Hyacinths in January


In “The News from Lake Woebegone” last night Garrison Keillor is complaining about the lack of a cold winter in Minnesota because it is diluting Minnesota’s claim to uniqueness as an extremely cold place. Garrison Keillor is a progressive. Yet he does not mention climate change in this monologue. Why? Does he think he does not have a progressive or intelligent audience? He has “come out” in his book, Home Grown Democrat. So what’s the problem? Denial, I think; for Garrison is a Romantic.

Last Sunday, 1.25.15, I walked outside and noticed that my hyacinths were blooming. Today I saw that the ceanothus have started blooming. They have always reliably bloomed at Ostara, or Easter. The hills are covered in that astounding spring green that makes one think of Japan. Wild flowers are blooming in the forest, blue and white and lavender, and those dark red Indian paintbrushes. All two months early. But we have not had rain since before Yule, nor are we likely to. So this is a gorgeous intermission in our drought, which will reassert itself in a week or two or four.

This is the fourth year of California drought. History tells me that this part of Northern California was a desert a thousand years ago. It is returning to desert, it seems. I used to worry that an earthquake would carve us adrift. Now I think we will dry out like a scab in this dry, dry world. Already trees are dying—the oaks, of course, from Sudden Oak Death (names help so much, even if they mean nothing)—the bays and madrones who have shallow roots. I live in a forest that is becoming a mausoleum, with hyachinths.

James Lovelock said that country people would have no problem understanding that something is going wrong. I am amazed that the public discourse still ranks climate change in the double digits as a concern. Yes, Virginia, there are still deniers. Paradoxically, some people in the northeast of the United States who are getting hard freezes and hard snow use this as evidence that there is no climate change. It’s cold, isn’t it? And wasn’t this called “global warming”? So clearly it is not happening in Massachusetts or New Hampshire. If anything, it’s “global colding.” Snow in huge quantities, black ice. Somehow this is a comfort to some folk who take it as evidence that climate change is not real. How weird, when you think about it.

It’s happening so much faster than expected. When I wake up at midnight in despair from dream after dream of how our Earth is being transformed by the self-centered capitalists who control our energy economy, I go outside. I take my flashlight. I walk across shards from Rob’s log-chopping, logs that won’t be used in any fire now. I turn the flashlight on the hyacinth, dropping to my knees, and smell its immediate beauty. In the present it is a momentary luxury. When it is Just Now, I breathe it in with deep pleasure. But I do not forget what is going on. I can’t.
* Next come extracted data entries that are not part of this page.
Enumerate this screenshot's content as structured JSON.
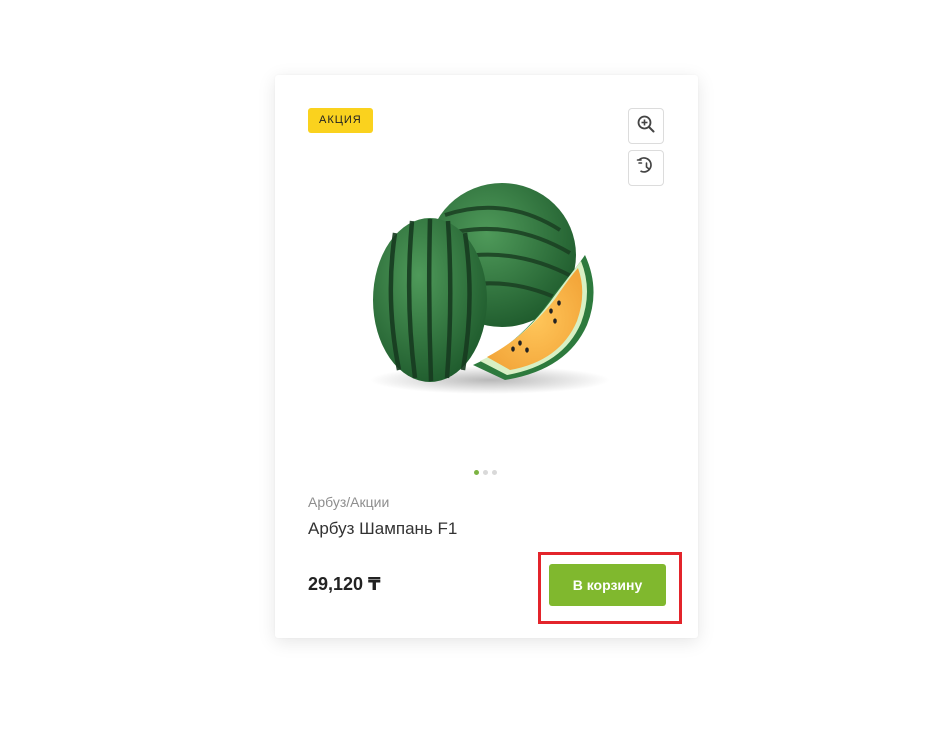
{
  "colors": {
    "badge_bg": "#fad21e",
    "accent_green": "#80b82e",
    "highlight_red": "#e3242b",
    "dot_active": "#7cb342"
  },
  "product": {
    "badge": "АКЦИЯ",
    "breadcrumb": "Арбуз/Акции",
    "name": "Арбуз Шампань F1",
    "price": "29,120 ₸",
    "add_to_cart": "В корзину",
    "image_alt": "watermelon-product-image",
    "icons": [
      "zoom-in-icon",
      "history-icon"
    ],
    "gallery_active_index": 0,
    "gallery_count": 3
  }
}
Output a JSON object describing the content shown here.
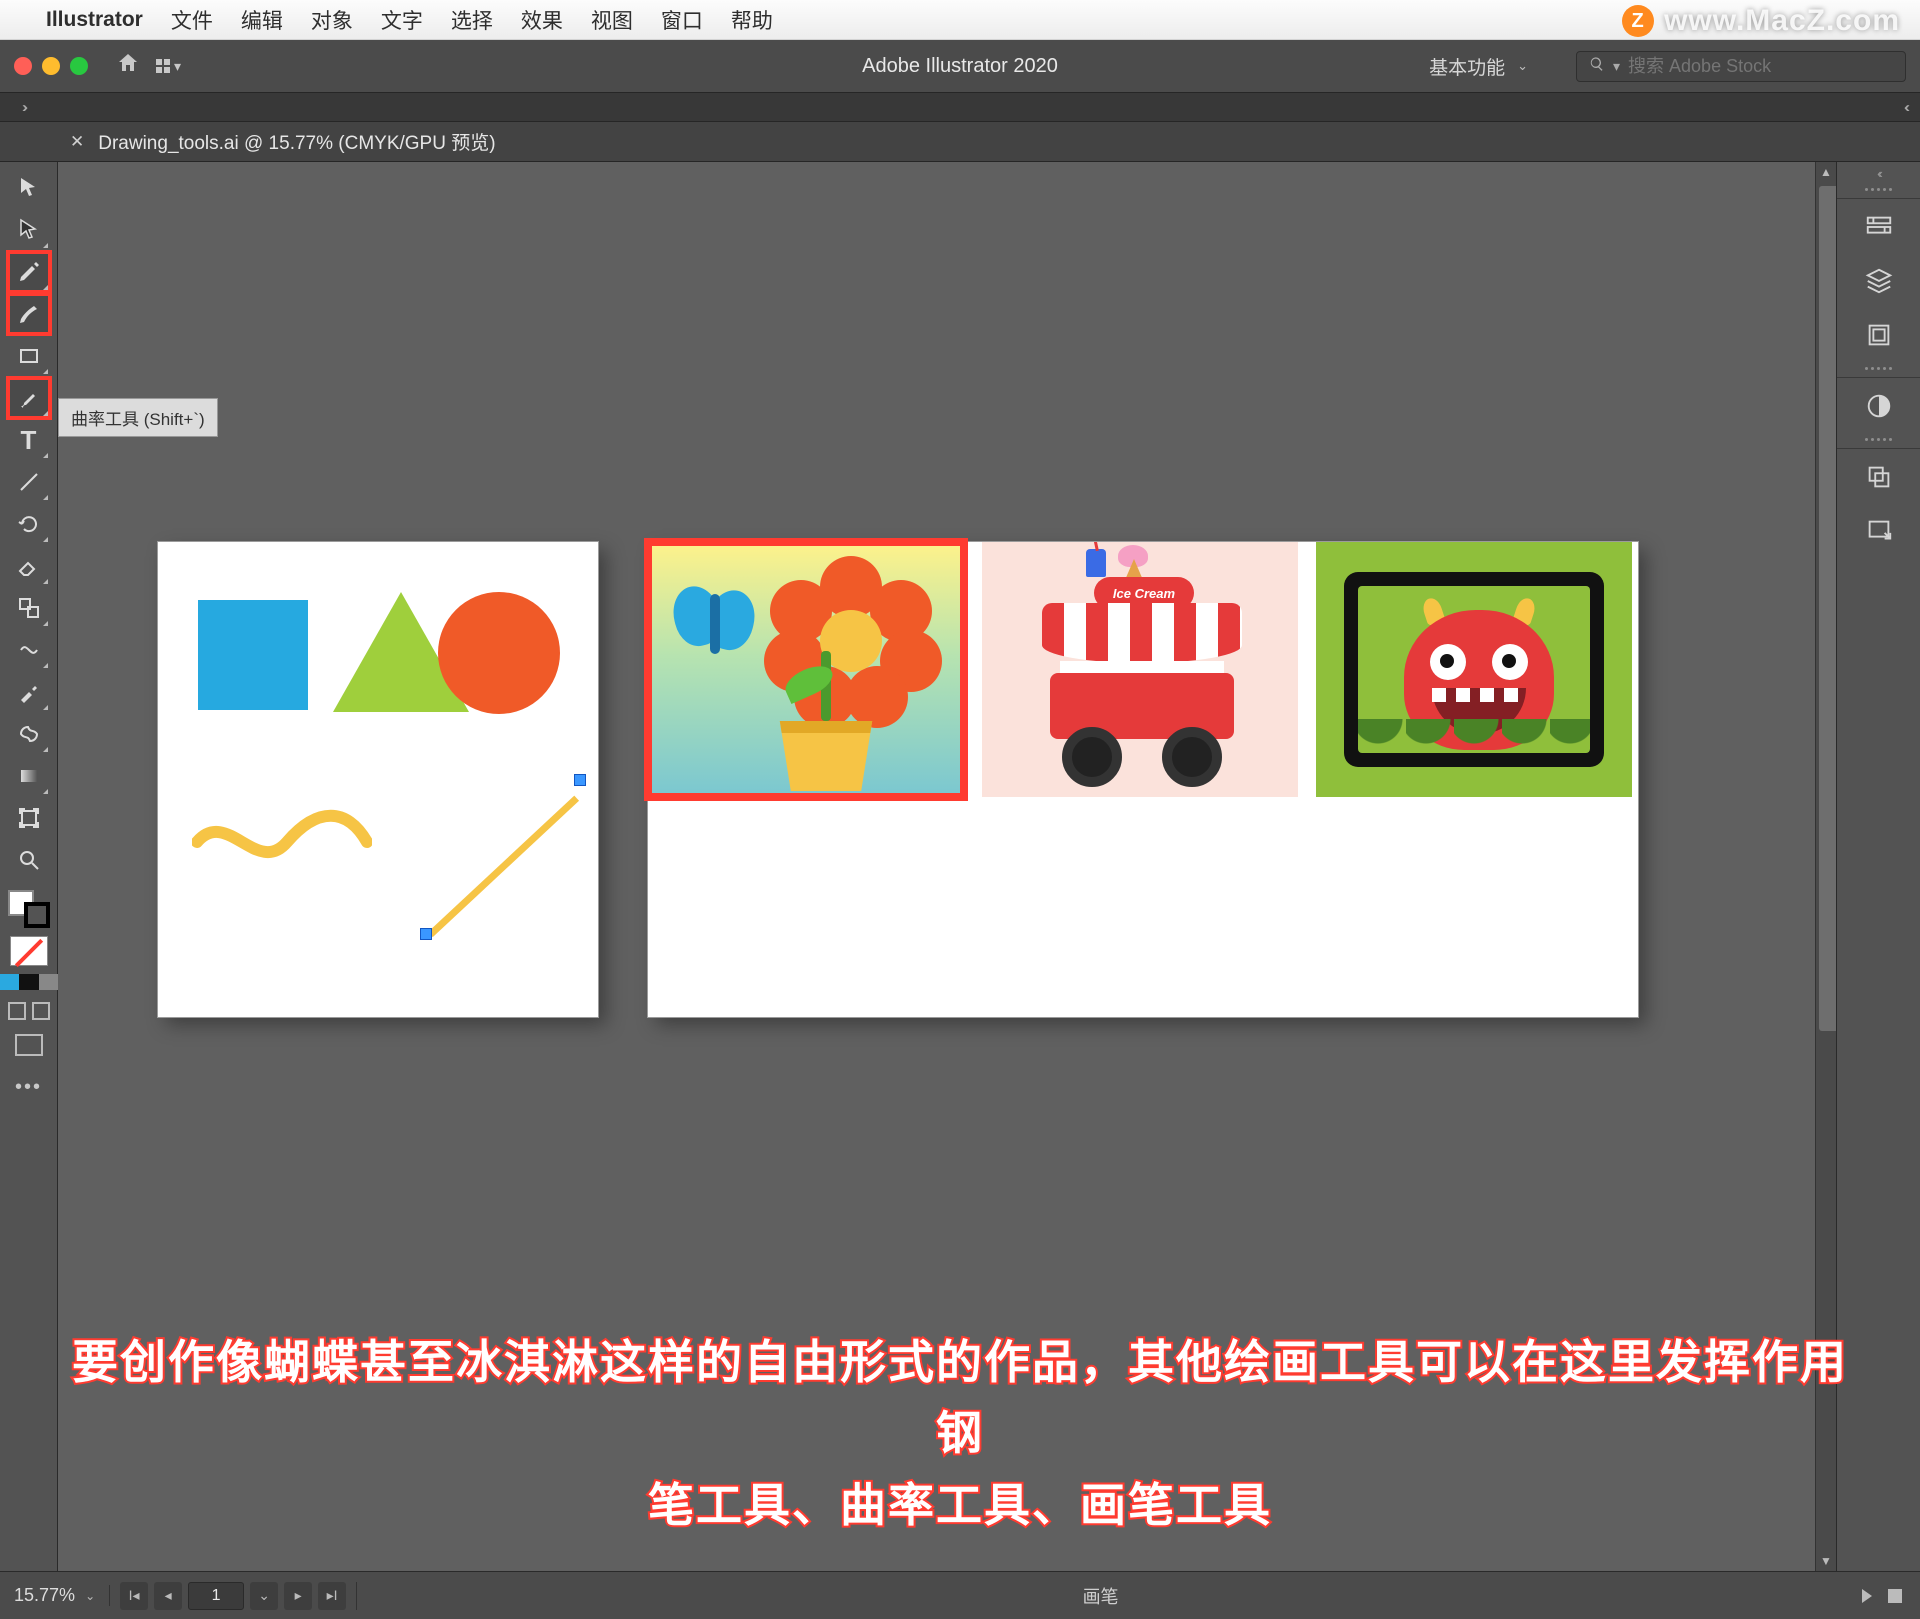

Looking at the government of the United States, such as it is or may be, we can’t expect change to be mandated soon enough to save our Earth and the hundreds of species that are disappearing daily. We cannot trust the Captains of Industry (excepting folks like Elon Muck, Time Cook, and most recently Mark Zuckerberg) to have anything but greed and a two-year plan. Zuckerberg, in a swift turn toward maturity and wisdom, answered an investor who questioned his plans to help expand internet access in Africa with the lovely statement, “if you don’t like it, invest in someone else.” This is a turnabout of power that we should encourage, but it is very, very far from enough. The hyacinths are blooming in January. The natural world that keeps our souls alive is changing.
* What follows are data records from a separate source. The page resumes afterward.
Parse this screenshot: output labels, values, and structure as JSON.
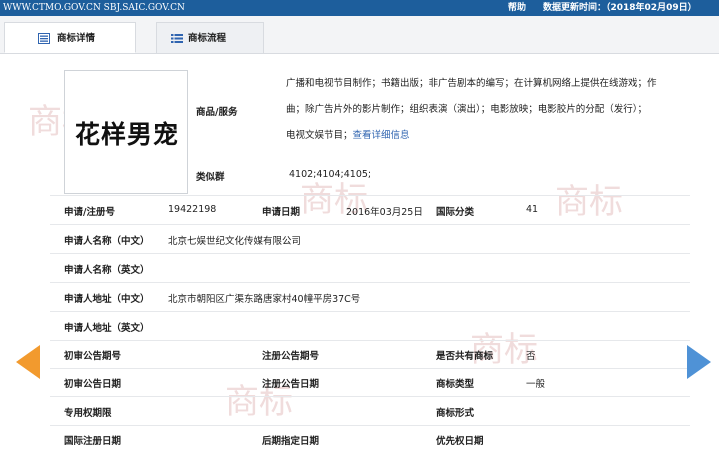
{
  "topbar": {
    "url_text": "WWW.CTMO.GOV.CN SBJ.SAIC.GOV.CN",
    "help": "帮助",
    "update": "数据更新时间：（2018年02月09日）"
  },
  "tabs": [
    {
      "label": "商标详情",
      "icon": "detail-list-icon"
    },
    {
      "label": "商标流程",
      "icon": "flow-list-icon"
    }
  ],
  "trademark": {
    "mark_text": "花样男宠",
    "goods_label": "商品/服务",
    "goods_lines": [
      "广播和电视节目制作；书籍出版；非广告剧本的编写；在计算机网络上提供在线游戏；作",
      "曲；除广告片外的影片制作；组织表演（演出）；电影放映；电影胶片的分配（发行）；"
    ],
    "goods_last": "电视文娱节目；",
    "goods_link": "查看详细信息",
    "similar_label": "类似群",
    "similar_value": "4102;4104;4105;"
  },
  "fields": {
    "reg_no_label": "申请/注册号",
    "reg_no": "19422198",
    "app_date_label": "申请日期",
    "app_date": "2016年03月25日",
    "intl_class_label": "国际分类",
    "intl_class": "41",
    "applicant_cn_label": "申请人名称（中文）",
    "applicant_cn": "北京七娱世纪文化传媒有限公司",
    "applicant_en_label": "申请人名称（英文）",
    "applicant_en": "",
    "address_cn_label": "申请人地址（中文）",
    "address_cn": "北京市朝阳区广渠东路唐家村40幢平房37C号",
    "address_en_label": "申请人地址（英文）",
    "address_en": "",
    "prelim_no_label": "初审公告期号",
    "reg_pub_no_label": "注册公告期号",
    "shared_label": "是否共有商标",
    "shared_value": "否",
    "prelim_date_label": "初审公告日期",
    "reg_pub_date_label": "注册公告日期",
    "tm_type_label": "商标类型",
    "tm_type_value": "一般",
    "exclusive_label": "专用权期限",
    "tm_form_label": "商标形式",
    "intl_reg_date_label": "国际注册日期",
    "later_date_label": "后期指定日期",
    "priority_date_label": "优先权日期"
  },
  "watermark": "商标",
  "colors": {
    "topbar": "#1d5e9c",
    "link": "#2f64b0",
    "prev_arrow": "#f29a2e",
    "next_arrow": "#4f92d6"
  }
}
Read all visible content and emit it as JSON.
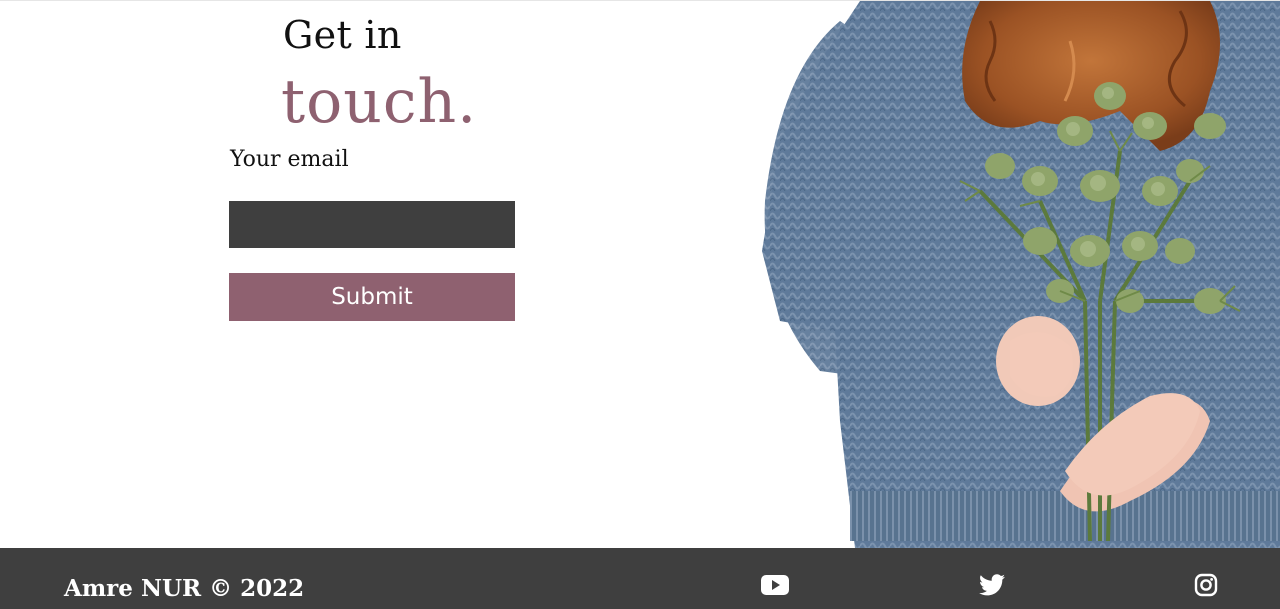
{
  "heading": {
    "line1": "Get in",
    "line2": "touch."
  },
  "form": {
    "email_label": "Your email",
    "email_value": "",
    "submit_label": "Submit"
  },
  "footer": {
    "copyright": "Amre NUR © 2022",
    "social_icons": [
      "youtube-icon",
      "twitter-icon",
      "instagram-icon"
    ]
  },
  "colors": {
    "accent": "#8f6170",
    "dark": "#3f3f3f",
    "background": "#ffffff"
  }
}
I am sixty-four years old. I am ready to take to the streets. Is anyone joining me? Would I be all alone, me and my hyacinth, with a little sign that reads “For Goddess’ sake pay attention to climate change”? Or should we say “scale back now for Earth’s tomorrow”? This is not a capitalist perspective—although it should be when you do the economics—but it is a deeply human one. We beg our masters to see farther than today, And if that doesn’t work, we must demand. It is the calling and responsibility of our generation.